Solved – Multicollinearity between ln(x) and ln(x)^2

logarithmmulticollinearityvariance-inflation-factor

I am running a negative binomial model and one of my predictor variables is a count variable. Since this variable was heavily skewed, I decided to log-transform it.

However, the effect of this variable is hypothesized to be non-linear. However, as soon as I include the squared term in my model, I obtain VIFs of these two variables that are >20, while all other predictors remain stable at VIFs between 1 and 5.

To my current understanding, the relationship should not be linear and hence multicollineairy should not arise.

Can anyone explain the cause of the multi-collinearty and give possible solutions to this problem?

Best Answer

Except for very small counts, $\log(x)^2$ is essentially a linear function of $\log(x)$:

Figure showing plots and linear fits

The colored lines are least squares fits to $\log(x)^2$ vs $\log(x)$ for various ranges of counts $x$. They are extremely good once $x$ exceeds $10$ (and still awfully good even when $x\gt 4$ or so).

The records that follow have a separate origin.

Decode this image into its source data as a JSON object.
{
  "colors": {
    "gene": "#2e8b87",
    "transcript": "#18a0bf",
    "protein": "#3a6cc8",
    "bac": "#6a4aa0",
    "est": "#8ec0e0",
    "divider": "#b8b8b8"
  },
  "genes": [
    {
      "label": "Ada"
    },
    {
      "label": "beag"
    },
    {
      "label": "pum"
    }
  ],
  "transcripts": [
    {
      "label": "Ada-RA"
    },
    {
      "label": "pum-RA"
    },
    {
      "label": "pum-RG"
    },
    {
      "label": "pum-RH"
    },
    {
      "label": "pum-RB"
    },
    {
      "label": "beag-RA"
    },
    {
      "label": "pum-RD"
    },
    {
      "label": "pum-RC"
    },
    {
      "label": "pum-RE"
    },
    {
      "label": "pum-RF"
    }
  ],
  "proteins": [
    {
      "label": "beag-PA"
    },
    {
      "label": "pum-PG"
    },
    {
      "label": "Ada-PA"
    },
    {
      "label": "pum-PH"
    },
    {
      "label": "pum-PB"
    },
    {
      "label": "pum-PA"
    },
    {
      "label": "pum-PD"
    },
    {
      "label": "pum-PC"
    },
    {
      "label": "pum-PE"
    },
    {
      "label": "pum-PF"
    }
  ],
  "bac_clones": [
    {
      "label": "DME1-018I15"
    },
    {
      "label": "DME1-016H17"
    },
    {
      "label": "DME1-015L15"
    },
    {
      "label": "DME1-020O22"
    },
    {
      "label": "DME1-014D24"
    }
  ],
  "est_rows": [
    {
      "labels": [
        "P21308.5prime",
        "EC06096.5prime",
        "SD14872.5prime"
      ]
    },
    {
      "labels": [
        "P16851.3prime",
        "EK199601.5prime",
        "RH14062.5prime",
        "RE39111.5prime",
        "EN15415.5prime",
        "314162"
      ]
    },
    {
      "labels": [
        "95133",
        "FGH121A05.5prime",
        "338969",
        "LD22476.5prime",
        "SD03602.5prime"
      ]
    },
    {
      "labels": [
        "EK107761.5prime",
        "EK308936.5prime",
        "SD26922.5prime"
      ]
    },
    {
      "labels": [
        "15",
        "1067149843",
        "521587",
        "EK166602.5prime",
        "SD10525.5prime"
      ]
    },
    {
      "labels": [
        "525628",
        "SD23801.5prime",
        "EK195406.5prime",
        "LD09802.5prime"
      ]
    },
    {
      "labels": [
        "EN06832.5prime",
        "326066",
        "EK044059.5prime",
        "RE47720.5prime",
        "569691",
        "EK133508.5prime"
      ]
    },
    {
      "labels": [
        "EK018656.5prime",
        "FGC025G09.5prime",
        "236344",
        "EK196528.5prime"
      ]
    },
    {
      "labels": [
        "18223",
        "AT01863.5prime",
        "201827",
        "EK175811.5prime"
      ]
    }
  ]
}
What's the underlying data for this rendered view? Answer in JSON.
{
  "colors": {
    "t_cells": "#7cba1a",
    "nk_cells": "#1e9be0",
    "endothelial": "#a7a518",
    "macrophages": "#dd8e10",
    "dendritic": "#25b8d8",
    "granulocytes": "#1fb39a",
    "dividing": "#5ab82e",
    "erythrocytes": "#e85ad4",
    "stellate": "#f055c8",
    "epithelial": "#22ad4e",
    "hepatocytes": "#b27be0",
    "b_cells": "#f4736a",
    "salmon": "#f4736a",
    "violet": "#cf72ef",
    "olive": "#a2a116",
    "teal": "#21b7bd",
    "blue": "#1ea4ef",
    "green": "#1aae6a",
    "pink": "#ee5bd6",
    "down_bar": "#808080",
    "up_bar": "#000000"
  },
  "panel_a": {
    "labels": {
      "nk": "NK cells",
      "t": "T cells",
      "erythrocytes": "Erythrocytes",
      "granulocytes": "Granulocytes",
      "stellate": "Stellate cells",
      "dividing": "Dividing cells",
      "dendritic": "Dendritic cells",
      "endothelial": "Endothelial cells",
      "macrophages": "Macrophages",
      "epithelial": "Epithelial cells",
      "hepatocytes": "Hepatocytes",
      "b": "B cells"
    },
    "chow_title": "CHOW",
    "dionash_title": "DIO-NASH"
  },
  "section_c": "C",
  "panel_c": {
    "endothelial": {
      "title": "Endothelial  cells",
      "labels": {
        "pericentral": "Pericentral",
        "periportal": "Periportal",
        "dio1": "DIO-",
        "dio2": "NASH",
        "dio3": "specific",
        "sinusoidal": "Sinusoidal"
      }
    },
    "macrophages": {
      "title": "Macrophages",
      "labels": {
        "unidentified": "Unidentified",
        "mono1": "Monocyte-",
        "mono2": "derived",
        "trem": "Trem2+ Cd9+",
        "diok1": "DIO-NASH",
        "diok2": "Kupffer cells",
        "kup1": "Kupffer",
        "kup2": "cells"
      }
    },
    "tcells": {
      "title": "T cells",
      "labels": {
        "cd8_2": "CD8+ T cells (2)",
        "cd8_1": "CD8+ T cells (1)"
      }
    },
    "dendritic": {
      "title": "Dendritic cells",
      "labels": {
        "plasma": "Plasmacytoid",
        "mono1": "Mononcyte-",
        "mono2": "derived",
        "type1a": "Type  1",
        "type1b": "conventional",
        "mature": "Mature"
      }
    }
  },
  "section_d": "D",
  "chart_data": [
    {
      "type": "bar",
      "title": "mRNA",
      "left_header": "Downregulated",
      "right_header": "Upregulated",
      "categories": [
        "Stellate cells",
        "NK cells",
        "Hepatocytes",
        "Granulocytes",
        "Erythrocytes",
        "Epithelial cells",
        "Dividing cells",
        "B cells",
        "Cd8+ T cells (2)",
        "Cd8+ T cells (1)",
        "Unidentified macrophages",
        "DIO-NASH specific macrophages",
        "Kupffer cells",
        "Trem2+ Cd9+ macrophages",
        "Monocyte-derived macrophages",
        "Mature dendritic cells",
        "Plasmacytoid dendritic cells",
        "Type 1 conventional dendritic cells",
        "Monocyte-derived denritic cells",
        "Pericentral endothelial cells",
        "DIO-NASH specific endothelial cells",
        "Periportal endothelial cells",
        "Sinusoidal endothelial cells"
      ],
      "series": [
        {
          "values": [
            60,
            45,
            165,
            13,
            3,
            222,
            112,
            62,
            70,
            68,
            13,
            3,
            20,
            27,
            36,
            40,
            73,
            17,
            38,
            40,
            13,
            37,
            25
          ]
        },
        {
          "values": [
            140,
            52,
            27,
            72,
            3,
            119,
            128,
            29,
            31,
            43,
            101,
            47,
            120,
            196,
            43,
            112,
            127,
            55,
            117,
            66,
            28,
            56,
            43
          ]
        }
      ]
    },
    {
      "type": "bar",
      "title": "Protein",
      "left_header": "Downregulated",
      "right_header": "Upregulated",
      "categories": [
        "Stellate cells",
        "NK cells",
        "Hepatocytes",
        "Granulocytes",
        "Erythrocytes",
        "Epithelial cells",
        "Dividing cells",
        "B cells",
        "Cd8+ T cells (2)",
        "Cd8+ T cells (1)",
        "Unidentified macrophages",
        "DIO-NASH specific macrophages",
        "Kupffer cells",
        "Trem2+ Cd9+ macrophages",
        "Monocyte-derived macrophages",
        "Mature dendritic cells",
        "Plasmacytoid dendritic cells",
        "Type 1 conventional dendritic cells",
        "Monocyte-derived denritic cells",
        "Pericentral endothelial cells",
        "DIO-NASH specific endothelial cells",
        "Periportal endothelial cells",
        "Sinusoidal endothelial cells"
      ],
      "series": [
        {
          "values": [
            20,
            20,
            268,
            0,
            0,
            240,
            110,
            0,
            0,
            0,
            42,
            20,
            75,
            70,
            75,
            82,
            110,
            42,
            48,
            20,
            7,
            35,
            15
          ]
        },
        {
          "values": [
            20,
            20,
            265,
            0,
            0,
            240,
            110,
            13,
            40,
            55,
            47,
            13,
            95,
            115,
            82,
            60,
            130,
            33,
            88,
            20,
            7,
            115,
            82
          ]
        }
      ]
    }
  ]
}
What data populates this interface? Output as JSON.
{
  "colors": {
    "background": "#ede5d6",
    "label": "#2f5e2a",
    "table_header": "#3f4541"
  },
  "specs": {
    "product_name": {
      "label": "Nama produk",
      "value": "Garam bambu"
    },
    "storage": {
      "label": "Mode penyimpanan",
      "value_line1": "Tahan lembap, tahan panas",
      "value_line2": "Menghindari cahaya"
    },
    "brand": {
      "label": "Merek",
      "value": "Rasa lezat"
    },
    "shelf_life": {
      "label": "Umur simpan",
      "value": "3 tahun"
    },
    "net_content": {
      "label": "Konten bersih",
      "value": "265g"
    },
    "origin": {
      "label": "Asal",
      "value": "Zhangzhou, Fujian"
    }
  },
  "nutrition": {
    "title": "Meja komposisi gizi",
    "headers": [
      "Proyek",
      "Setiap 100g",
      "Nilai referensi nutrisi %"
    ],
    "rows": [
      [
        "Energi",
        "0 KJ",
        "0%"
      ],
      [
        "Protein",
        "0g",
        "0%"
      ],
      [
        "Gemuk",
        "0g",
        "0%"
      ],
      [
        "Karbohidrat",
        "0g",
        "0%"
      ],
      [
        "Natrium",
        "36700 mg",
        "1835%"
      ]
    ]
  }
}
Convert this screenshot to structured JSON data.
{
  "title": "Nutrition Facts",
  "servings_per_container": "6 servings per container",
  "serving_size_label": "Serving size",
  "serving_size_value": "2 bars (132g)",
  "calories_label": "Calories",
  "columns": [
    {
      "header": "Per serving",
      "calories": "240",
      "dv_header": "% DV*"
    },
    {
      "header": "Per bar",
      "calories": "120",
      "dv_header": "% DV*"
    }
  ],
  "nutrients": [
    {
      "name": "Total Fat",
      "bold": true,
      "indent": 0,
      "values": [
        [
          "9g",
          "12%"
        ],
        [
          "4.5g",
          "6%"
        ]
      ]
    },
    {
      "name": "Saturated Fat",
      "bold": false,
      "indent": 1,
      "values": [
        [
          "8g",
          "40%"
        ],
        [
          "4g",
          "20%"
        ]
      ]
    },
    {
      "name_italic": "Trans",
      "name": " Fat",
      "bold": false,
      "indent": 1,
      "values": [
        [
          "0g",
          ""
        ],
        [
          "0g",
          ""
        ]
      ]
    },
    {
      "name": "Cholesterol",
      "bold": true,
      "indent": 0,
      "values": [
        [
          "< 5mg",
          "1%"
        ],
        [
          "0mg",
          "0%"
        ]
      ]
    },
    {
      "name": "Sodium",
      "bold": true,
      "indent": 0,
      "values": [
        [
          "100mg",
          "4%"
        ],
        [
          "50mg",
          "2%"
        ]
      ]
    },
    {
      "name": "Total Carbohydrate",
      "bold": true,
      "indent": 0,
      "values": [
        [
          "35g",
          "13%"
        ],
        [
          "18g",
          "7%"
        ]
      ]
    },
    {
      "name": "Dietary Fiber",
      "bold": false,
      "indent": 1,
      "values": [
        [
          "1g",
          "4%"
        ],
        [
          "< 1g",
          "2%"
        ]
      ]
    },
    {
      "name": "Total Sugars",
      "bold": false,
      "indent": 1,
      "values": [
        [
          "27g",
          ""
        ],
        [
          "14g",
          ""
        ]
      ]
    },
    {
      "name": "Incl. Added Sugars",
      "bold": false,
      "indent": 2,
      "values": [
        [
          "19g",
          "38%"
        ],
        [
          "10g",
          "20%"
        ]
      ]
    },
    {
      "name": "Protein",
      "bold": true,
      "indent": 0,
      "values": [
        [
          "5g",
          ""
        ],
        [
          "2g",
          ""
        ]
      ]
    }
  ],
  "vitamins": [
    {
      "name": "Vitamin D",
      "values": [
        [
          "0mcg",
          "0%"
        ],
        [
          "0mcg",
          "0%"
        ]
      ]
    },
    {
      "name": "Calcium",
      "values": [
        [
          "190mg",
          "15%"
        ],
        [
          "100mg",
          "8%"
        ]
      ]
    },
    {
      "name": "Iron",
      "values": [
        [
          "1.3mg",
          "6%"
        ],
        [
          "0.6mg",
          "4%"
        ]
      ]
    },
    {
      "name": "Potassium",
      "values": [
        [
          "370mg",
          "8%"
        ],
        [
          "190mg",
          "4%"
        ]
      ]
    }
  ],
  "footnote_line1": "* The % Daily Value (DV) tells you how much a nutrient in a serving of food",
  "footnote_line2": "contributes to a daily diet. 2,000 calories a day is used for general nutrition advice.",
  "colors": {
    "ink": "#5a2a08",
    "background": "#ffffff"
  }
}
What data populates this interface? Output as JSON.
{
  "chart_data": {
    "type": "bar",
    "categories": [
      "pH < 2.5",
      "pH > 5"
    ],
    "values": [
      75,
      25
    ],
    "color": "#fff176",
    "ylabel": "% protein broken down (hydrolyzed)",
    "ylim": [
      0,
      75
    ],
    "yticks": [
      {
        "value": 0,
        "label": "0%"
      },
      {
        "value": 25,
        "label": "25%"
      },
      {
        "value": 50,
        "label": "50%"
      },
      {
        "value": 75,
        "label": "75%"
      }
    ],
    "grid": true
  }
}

Introducing the square of a variable sometimes is used to test goodness of fit, but (in my experience) is rarely a good choice as an explanatory variable. To account for a nonlinear response, consider these options:

  • Study the nature of the nonlinearity. Select appropriate variables and/or transformation to capture it.

  • Keep the count itself in the model. There will still be collinearity for larger counts, so consider creating a pair of orthogonal variables from $x$ and $\log(x)$ in order to achieve a numerically stable fit.

  • Use splines of $x$ (and/or $\log(x)$) to model the nonlinearity.

  • Ignore the problem altogether. If you have enough data, a large VIF may be inconsequential. Unless your purpose is to obtain precise coefficient estimates (which your willingness to transform suggests is not the case), then collinearity scarcely matters anyway.